五個人坐在一張餐桌上,就連話最少的林修竹都帶著笑,時不時還會說上兩句,氛圍輕鬆而自然,就跟一直生活在一起的一家人一樣。
等吃過午飯,林修竹收到了秦不凡發來的消息,對方說是想約個時間,跟他們說一下半夜出現的那些邪術師的後續。
昨晚剛有人上門意圖不軌,林修竹不放心讓家裡人離開視線,就約在了下午在林家老宅見面。
林修竹跟家裡人說下午有人要來,沒說是為了什麼事兒,只說了對方是郁棠的朋友,二老昨天還見過。
林家二老很喜歡郁棠,也很高興能在家裡招待他的朋友,特地讓人收拾出了小花園來待客,還準備了下午茶。
秦不凡來的時候,就看到郁棠和林修竹正你一塊我一塊地互相餵點心,三層的下午茶只剩下一層半了。
秦不凡也不見外,見林家二老打過招呼後就直接坐下,從托盤裡拿了一塊咸司康咬了一口,終於吃上了今天第一口飯。
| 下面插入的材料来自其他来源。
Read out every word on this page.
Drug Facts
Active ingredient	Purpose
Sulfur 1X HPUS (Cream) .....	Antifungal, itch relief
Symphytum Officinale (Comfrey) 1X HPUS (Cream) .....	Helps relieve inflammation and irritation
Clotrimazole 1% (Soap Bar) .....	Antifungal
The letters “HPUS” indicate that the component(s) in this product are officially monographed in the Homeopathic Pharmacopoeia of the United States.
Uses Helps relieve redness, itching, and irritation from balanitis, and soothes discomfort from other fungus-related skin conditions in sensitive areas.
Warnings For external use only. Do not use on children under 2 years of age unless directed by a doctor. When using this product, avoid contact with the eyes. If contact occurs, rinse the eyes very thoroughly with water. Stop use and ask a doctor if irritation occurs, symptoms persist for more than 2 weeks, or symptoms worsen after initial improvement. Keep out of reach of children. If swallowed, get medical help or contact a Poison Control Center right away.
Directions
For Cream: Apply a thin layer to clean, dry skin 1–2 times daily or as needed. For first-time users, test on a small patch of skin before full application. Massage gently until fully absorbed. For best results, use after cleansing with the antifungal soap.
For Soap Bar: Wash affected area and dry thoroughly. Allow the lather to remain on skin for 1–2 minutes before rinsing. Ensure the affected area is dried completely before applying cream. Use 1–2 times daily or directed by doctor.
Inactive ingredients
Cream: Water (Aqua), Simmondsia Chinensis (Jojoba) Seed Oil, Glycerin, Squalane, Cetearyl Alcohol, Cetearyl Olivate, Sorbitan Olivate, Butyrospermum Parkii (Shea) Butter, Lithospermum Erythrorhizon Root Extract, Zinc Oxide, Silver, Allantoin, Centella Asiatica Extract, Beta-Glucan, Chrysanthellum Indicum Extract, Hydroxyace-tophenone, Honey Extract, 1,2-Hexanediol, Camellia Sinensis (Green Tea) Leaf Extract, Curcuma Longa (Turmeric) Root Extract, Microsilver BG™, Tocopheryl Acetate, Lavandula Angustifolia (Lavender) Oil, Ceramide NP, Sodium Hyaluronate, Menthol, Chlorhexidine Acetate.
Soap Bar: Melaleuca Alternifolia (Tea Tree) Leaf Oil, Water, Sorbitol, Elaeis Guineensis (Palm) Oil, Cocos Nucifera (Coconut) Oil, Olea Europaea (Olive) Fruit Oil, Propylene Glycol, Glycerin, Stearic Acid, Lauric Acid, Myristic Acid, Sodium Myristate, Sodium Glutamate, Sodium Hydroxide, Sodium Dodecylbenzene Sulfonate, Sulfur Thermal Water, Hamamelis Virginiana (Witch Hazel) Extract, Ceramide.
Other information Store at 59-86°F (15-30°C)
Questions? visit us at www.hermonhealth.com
費天成的精神徹底崩潰,但他身上牽扯了許多案件,不可能放他輕輕鬆鬆在精神病院安度晚年,調查局正在想辦法把他破碎的精神縫補上。
而被他帶來的那些徒子徒孫們見到他這個模樣,本來堅固的精神也出現了縫隙,很快就在審問下交代了自己都犯過哪些事兒,半夜來林家又是要幹嘛。
林修竹也終於從秦不凡的口中知道了自己和家裡人遭遇那些暗算的緣由。
「他們想利用我們家人進入槐花鄉找鎖龍井?」林修竹總結。
「什麼鎖龍井?」郁棠疑問。
秦不凡聽郁棠這個語氣好像是從沒聽說過鎖龍井的樣子。
但想到時代久遠,郁棠又會時不時地忘掉一些感覺不重要的東西,忘記了雲槐鎮上還有這麼一口井也正常。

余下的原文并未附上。